Putting whānau, the environment and the community above purely making money has been a recipe for success for a Kaitaia-based manuka honey company.
Tai Tokerau Honey has won a host of business awards, including the coveted Taitokerau Māori Business of the Year award and the Northland Regional Council's Excellence in Environmental Awareness and Management award.
The husband-and-wife owned business was also 2018 Māori Television Matariki Awards finalists. In April, the company also won three Māori Business Women Awards, including the supreme award, Te Kaipakihi tino Taumata.
The awards are good recognition for years of hard work and focusing on the Far North community, said co-owner Rob Murray.
"It's not all about just us; it's about the businesses that we carry with us across the line," he said. "If everyone thought like that, this would be a better town."
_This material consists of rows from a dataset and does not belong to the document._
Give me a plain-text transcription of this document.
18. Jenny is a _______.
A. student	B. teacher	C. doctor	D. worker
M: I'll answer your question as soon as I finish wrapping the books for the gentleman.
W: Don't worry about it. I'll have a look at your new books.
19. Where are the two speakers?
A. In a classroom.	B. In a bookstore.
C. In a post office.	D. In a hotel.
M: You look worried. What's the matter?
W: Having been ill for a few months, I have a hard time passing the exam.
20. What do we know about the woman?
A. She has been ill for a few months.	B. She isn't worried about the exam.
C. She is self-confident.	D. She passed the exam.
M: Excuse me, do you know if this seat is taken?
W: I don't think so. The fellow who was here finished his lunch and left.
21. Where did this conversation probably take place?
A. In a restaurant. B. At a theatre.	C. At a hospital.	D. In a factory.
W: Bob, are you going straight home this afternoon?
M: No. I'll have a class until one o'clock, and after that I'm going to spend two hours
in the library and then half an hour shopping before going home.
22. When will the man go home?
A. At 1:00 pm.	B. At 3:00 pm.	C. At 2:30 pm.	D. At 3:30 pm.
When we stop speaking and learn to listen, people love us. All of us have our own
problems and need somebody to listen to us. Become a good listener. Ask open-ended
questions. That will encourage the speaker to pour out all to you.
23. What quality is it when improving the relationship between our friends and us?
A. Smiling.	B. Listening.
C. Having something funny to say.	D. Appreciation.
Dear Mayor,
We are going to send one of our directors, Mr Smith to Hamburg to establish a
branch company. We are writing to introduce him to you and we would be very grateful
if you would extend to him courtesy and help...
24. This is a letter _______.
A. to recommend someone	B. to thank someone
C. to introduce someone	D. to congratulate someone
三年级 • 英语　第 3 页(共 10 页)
Tai Tokerau Honey was born in 2009 and the company employs 20 fulltime staff in Kaitaia and Moerewa, as well as 20 part-time staff in honey-producing season. Not setting up in the Far North was never an option, despite the lack of expertise and willing workers in the area, Rob said.
"It's hard to get qualified people in Kaitaia and finding people who want to work [is hard]. We're very short on experienced people."
To help, Tai Tokerau Honey is about to start three apprenticeships, teaching everything from beekeeping to business and mechanics. Teaching the next generation is part of a love for the job, driven by passion, not money, Rob said.
Being a Māori-owned business is a good selling point when exporting honey overseas, he said.
"I think being Māori and being in business, the world wants to deal with the indigenous people, as we deal with the indigenous people in other countries," he said.
Tai Tokerau Honey exports to Japan, Taiwan and Hong Kong and the company has built a good relationship with the Japanese, co-owner Lonnie Murray said.
"They come over and bring their whole family over, it's about building relationships and making connections."
Another important part of the business is about being environmentally sustainable, Lonnie said.
Over the past five years, the company has started using helicopters to transport hives, rather than vehicles, to have less impact on the whenua (land).
Tai Tokerau Honey is part of the Warawara Komiti Kaitiaki and takes part in research led by Landcare and Otago University. The Landcare research looks into the whakapapa of the manuka tree, something vitally important to this Māori business.
Rob said the name manuka - a Māori name - should only be applied to honey that comes from New Zealand. However, that is under threat with companies in Australia already using the "manuka" label.